Despite signing a memorandum of understanding earlier this year agreeing the merger, John Taylor, BNFL's chief executive, admitted the talks had taken longer than anticipated.
The merger was planned after the older Magnox stations were separated from the rest of nuclear privatisation. Magnox Electric will today reveal a substantial cut in its pounds 1.3bn of future decommissioning liabilities which are not covered by investments or guarantees from the taxpayer. Its total anticipated decommissioning liabilities were almost pounds 9bn last year.
The comments came as BNFL confirmed that the cost-cutting programme, called Beyond 2000, would involve redundancies. But the company said no figures had been suggested to staff. The restructuring would save pounds 200m, around 25 per cent of BNFL's controllable costs, by 2000-2001.
Mr Taylor explained: "We haven't set a target for job numbers yet. We're going to talk this through with the workforce. Change is always difficult to deal with but there are many people across the organisation who realise we need to change."

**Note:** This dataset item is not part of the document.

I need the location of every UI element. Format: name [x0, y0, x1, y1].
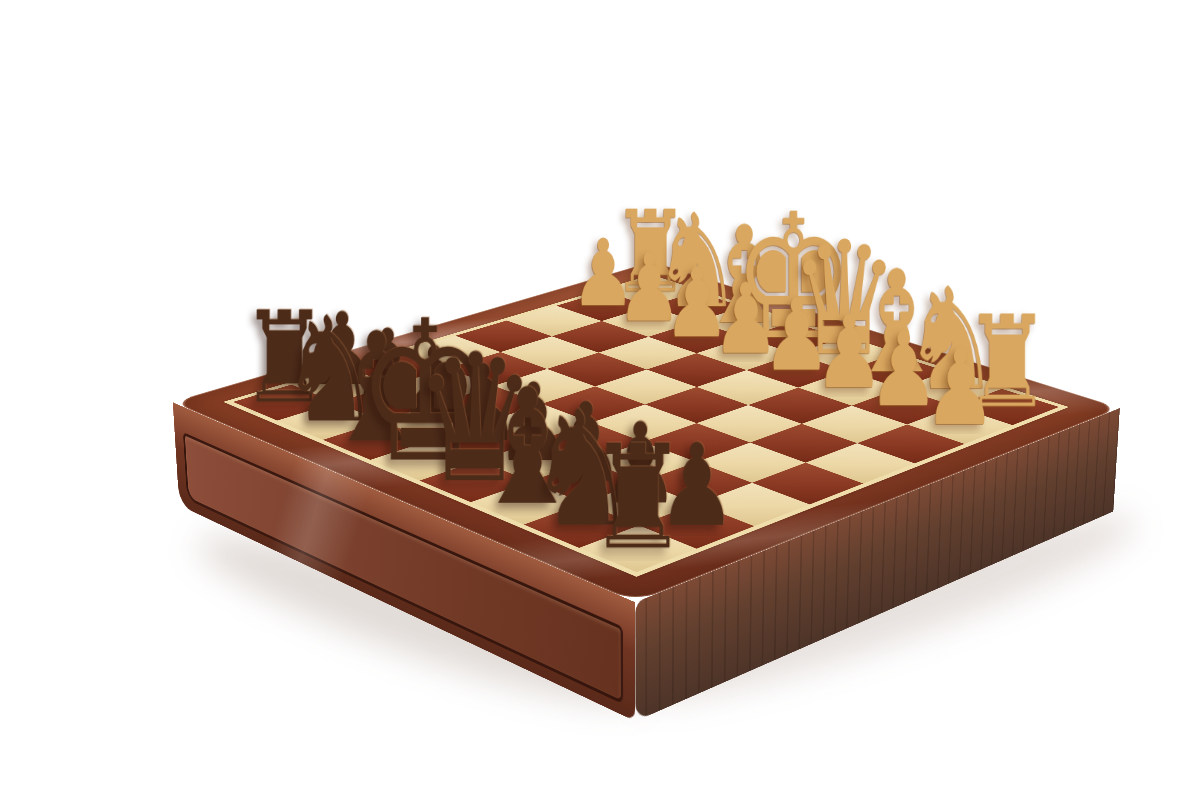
black-rook-a8[interactable]: ♜ [540, 426, 735, 569]
photo-stage: ♜♞♝♚♛♝♞♜♟♟♟♟♟♟♟♟♟♟♟♟♟♟♟♟♜♞♝♚♛♝♞♜ [0, 0, 1200, 800]
chess-box: ♜♞♝♚♛♝♞♜♟♟♟♟♟♟♟♟♟♟♟♟♟♟♟♟♜♞♝♚♛♝♞♜ [173, 262, 1120, 602]
white-pawn-a2[interactable]: ♟ [872, 336, 1047, 440]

Unions were expecting to hear further details at a joint conference with management in December. Union officials fear the reductions could mean a drop in staff numbers of up to 25 per cent. Last year BNFL's workforce shrank by almost 500, mostly through a voluntary redundancy programme.
The company yesterday revealed a 19 per cent fall in turnover for the year to the end of March to pounds 1.26bn and a corresponding 32 per cent drop in pre-tax profits to pounds 216m. BNFL said its dividend payout to the Treasury would be halved to pounds 46m. The reductions came from the planned shutdown of the Magnox fuel reprocessing plant at Sellafield and lower- than-expected deliveries of Magnox fuel after problems at one of the generator's reactors.
Mr Taylor said the results, excluding the shutdown, had beaten targets, with savings of pounds 60m through BNFL's efficiency drive.
Despite the drop, BNFL's annual report showed Mr Taylor was paid a pounds 61,425 annual bonus last year. Coupled with pounds 65,163 of other benefits, his total pay, including pension contributions, rose to pounds 372,108.